Looking at the pre-pandemic year of 2019, when the total reached 1.04 billion people, the number of passengers in air transport decreased by 64%, indicating that recovery was still far away.

Data shows all Member States, except for Finland (-16%), registered an increase in passengers travelling by air since 2020.

These increases varied among countries, from 10% in Ireland, 16% in Sweden and 17% in Latvia to 86% in Greece, 105% in Cyprus and 129% in Croatia.

Extra-EU passenger transport represented 39% of total air travel in 2021.

On the other hand, intra-EU transport represented 38%, and national transport represented 23%.

Compared with 2020, the share of extra-EU transport decreased by 5.5 percentage points (pp), while intra-EU transport increased by 4.5 pp; national transport increased by 1 pp.

The list of top 5 EU airports remained the same, with Paris/Charles de Gaulle (26.2 million passengers), Amsterdam/Schiphol (25.5 mln), Frankfurt/Main (24.8 mln), Madrid/Barajas (23.2 mln) and Barcelona/El Prat (18.5 mln) leading the chart.

Palma de Mallorca (14.5 mln) is now in the top 10, and München (12.5 mln) dropped three places, being the top 10 airport that saw the smallest increase in passengers compared with 2020, +12%.

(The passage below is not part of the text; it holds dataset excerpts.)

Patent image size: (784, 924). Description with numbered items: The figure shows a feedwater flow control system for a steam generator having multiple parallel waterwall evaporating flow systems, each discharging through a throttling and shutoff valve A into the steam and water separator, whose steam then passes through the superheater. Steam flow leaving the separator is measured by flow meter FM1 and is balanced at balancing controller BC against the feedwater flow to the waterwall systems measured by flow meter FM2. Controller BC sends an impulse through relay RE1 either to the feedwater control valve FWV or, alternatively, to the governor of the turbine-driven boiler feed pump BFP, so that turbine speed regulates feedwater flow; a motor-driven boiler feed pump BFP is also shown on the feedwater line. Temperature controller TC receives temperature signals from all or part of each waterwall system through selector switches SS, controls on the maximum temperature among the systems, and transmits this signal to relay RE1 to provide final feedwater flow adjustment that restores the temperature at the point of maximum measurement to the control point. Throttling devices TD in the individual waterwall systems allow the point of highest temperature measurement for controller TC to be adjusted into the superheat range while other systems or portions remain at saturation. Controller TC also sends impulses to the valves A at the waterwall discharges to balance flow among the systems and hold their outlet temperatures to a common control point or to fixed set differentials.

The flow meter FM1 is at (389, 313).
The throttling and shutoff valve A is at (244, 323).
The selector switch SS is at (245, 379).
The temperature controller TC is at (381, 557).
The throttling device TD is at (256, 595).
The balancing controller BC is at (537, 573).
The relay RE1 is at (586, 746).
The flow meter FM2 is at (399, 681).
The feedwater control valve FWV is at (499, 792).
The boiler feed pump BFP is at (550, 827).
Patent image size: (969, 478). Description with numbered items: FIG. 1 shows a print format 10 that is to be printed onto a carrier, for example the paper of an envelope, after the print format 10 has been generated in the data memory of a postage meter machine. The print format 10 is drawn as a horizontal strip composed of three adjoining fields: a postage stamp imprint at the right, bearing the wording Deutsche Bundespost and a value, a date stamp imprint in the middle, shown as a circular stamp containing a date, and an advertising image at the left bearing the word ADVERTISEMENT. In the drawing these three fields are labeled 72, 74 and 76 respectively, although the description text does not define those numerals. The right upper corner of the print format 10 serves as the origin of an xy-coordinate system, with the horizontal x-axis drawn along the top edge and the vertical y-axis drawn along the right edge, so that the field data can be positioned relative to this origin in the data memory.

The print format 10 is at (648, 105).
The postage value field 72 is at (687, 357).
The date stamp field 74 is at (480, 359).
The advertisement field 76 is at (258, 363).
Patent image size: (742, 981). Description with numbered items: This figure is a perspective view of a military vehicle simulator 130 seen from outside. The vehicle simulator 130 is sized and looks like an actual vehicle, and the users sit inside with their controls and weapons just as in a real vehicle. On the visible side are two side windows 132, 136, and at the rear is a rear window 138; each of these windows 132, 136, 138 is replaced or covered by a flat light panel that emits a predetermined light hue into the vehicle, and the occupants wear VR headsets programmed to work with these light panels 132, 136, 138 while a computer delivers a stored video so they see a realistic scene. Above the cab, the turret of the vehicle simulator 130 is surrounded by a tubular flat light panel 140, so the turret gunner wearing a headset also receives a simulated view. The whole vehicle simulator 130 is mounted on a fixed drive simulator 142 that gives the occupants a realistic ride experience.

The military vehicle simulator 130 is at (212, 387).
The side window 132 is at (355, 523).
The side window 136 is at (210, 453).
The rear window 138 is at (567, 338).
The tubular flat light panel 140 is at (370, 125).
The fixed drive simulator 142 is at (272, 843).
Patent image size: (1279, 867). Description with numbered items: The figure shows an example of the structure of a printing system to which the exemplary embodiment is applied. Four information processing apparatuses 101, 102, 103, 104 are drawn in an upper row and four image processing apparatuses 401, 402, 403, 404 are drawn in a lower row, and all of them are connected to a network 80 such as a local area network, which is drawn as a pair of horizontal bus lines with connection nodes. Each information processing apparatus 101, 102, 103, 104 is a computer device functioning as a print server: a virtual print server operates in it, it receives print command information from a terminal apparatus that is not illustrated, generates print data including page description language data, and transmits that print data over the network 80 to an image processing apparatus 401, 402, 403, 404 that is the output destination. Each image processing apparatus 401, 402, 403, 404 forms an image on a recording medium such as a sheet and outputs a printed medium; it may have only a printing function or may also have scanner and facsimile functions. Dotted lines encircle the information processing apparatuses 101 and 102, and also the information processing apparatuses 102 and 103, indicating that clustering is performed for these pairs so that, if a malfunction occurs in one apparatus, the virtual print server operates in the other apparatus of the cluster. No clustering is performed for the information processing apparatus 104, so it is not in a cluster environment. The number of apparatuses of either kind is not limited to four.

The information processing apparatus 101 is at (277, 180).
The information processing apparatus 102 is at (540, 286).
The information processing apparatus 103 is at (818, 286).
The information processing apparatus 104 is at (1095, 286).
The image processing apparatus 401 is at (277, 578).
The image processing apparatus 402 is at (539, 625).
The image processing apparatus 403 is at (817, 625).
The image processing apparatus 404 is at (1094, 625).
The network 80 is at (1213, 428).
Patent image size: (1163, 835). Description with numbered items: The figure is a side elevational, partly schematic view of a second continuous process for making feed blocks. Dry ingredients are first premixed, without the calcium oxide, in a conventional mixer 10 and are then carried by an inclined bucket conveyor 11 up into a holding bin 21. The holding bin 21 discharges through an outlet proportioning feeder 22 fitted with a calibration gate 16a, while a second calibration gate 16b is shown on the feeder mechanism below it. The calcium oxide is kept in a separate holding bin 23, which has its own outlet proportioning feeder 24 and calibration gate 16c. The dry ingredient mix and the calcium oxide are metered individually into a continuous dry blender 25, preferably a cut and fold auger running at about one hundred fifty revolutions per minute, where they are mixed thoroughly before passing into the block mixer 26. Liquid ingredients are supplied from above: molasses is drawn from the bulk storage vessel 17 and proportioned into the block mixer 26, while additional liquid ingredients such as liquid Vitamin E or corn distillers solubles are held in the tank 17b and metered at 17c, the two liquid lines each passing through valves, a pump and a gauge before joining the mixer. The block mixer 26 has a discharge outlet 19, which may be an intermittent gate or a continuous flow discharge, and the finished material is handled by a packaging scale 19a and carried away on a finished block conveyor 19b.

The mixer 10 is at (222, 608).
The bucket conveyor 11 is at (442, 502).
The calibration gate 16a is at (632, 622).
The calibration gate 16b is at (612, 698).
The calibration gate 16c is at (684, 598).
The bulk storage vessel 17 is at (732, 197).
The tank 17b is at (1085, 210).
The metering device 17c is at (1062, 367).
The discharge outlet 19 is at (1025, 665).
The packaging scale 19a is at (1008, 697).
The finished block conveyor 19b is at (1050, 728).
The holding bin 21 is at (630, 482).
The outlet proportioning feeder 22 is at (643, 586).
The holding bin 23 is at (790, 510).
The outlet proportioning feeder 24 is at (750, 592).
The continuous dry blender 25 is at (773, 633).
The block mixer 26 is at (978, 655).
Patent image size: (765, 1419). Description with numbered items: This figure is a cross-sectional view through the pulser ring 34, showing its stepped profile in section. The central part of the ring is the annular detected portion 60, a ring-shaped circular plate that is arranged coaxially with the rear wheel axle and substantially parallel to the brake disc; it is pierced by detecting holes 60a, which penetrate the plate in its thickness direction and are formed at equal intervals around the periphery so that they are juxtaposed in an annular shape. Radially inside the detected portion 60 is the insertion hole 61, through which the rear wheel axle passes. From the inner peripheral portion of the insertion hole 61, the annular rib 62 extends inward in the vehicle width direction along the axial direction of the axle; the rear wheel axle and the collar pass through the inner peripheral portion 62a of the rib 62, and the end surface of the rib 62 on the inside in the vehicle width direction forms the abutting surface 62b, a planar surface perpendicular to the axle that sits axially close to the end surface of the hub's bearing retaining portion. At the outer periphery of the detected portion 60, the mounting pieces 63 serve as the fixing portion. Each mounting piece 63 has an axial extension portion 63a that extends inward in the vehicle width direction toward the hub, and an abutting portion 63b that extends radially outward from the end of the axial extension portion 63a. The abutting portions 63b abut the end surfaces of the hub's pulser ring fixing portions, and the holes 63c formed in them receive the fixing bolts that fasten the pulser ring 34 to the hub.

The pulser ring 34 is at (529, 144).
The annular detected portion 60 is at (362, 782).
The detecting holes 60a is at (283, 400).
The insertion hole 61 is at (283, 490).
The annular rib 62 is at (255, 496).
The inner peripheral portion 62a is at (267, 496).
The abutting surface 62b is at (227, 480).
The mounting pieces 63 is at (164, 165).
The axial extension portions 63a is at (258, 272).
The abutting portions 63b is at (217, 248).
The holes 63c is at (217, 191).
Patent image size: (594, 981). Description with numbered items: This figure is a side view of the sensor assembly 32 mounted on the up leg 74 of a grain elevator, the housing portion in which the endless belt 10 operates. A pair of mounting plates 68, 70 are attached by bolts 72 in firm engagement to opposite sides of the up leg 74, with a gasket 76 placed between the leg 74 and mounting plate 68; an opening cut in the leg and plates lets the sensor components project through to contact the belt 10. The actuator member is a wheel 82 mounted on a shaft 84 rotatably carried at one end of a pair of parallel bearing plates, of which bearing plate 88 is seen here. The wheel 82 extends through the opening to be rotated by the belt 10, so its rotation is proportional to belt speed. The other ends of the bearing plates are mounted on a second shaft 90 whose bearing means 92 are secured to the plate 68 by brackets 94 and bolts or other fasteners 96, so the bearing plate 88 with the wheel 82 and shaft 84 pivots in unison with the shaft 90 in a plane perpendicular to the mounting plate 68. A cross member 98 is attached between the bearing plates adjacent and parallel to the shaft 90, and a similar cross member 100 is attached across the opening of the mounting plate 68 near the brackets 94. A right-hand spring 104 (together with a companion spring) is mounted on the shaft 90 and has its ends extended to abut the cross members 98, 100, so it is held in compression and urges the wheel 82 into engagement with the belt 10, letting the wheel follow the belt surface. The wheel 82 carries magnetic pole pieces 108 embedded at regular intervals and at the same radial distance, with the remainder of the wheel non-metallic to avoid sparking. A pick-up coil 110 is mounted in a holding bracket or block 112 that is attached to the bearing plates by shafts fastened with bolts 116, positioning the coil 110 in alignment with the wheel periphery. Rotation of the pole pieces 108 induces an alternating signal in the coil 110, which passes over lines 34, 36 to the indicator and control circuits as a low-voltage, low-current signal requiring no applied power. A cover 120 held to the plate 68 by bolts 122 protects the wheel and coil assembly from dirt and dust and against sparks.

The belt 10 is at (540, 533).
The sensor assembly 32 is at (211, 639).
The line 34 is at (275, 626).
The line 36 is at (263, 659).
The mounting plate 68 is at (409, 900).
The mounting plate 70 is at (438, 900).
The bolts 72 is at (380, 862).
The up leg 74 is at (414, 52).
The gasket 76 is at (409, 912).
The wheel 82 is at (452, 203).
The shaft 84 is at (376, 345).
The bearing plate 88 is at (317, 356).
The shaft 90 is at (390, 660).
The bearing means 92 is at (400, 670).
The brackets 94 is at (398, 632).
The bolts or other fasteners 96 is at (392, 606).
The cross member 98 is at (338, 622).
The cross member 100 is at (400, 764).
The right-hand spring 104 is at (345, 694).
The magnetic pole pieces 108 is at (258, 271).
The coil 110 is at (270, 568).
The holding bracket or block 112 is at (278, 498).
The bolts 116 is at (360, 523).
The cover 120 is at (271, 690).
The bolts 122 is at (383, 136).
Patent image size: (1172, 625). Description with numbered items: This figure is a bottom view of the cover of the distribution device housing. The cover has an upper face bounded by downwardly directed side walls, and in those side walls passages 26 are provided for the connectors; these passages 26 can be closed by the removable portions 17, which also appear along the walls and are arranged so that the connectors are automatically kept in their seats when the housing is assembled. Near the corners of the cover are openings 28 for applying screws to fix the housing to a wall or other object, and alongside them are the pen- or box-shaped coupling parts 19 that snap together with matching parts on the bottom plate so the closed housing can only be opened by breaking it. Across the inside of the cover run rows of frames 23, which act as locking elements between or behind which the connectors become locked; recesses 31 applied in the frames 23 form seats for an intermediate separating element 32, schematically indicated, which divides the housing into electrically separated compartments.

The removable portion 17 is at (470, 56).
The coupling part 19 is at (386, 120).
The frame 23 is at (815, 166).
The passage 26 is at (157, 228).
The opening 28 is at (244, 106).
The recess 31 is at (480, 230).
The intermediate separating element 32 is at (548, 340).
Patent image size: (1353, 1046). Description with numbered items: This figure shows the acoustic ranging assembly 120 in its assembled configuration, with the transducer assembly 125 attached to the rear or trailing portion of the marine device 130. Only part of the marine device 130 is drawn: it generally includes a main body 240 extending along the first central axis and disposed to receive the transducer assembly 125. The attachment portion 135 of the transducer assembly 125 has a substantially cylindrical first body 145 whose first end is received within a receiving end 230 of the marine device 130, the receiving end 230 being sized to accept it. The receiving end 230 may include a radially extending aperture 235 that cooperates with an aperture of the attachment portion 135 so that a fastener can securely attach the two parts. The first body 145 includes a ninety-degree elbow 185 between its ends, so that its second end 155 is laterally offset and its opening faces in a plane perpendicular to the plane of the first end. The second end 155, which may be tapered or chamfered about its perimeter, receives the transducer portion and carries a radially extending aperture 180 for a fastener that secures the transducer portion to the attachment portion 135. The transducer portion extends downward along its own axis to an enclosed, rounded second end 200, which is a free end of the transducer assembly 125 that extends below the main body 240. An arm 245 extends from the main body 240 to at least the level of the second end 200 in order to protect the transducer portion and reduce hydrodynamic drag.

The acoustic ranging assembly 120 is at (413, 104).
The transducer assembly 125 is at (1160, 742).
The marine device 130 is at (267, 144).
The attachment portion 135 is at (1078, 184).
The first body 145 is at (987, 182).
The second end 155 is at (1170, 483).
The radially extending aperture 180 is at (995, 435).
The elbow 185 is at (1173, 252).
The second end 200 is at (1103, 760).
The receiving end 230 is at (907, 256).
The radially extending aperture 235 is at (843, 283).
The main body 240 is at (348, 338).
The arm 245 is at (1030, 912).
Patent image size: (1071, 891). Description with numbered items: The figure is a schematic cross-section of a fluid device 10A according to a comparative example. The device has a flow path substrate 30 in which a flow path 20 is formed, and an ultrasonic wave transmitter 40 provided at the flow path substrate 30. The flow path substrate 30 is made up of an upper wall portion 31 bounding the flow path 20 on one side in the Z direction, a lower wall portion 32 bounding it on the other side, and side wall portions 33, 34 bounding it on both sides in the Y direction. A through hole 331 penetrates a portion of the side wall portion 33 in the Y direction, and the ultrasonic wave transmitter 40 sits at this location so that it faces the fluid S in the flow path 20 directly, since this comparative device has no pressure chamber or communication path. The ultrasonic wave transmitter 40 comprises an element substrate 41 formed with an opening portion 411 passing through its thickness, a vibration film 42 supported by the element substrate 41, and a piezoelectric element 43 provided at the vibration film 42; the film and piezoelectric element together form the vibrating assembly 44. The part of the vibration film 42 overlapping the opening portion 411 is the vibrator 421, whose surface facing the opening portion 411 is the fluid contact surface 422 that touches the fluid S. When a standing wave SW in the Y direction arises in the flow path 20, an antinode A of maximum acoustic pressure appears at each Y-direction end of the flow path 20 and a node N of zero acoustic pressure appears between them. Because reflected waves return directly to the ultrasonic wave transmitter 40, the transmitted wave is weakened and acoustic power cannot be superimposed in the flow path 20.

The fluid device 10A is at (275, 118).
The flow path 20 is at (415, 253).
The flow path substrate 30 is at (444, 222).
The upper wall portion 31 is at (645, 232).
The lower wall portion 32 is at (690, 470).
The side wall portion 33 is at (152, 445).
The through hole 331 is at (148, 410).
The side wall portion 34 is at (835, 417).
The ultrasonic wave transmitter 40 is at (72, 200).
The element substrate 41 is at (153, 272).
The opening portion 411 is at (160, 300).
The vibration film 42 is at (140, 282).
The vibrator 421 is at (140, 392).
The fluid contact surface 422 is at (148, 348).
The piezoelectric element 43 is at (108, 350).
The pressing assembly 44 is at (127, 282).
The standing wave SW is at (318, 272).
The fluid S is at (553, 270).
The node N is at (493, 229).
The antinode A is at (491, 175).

Palma de Mallorca in Spain saw the biggest growth, +137% compared with 2020, followed by Paris-Orly in France (+46%) and Athinai/Eleftherios Venizelos in Greece (+52%).

Larnaca airport was further down on the list with 3.1 mln passengers (compared with 1.6 mln in 2020 and 8.2 mln in 2019).

Paphos airport recorded 1.5 mln passengers in 2021, from 631,950 in 2020 and 3.0 mln in 2019.

Cyprus airports were shut for several months during the start of COVID-19 in March 2020.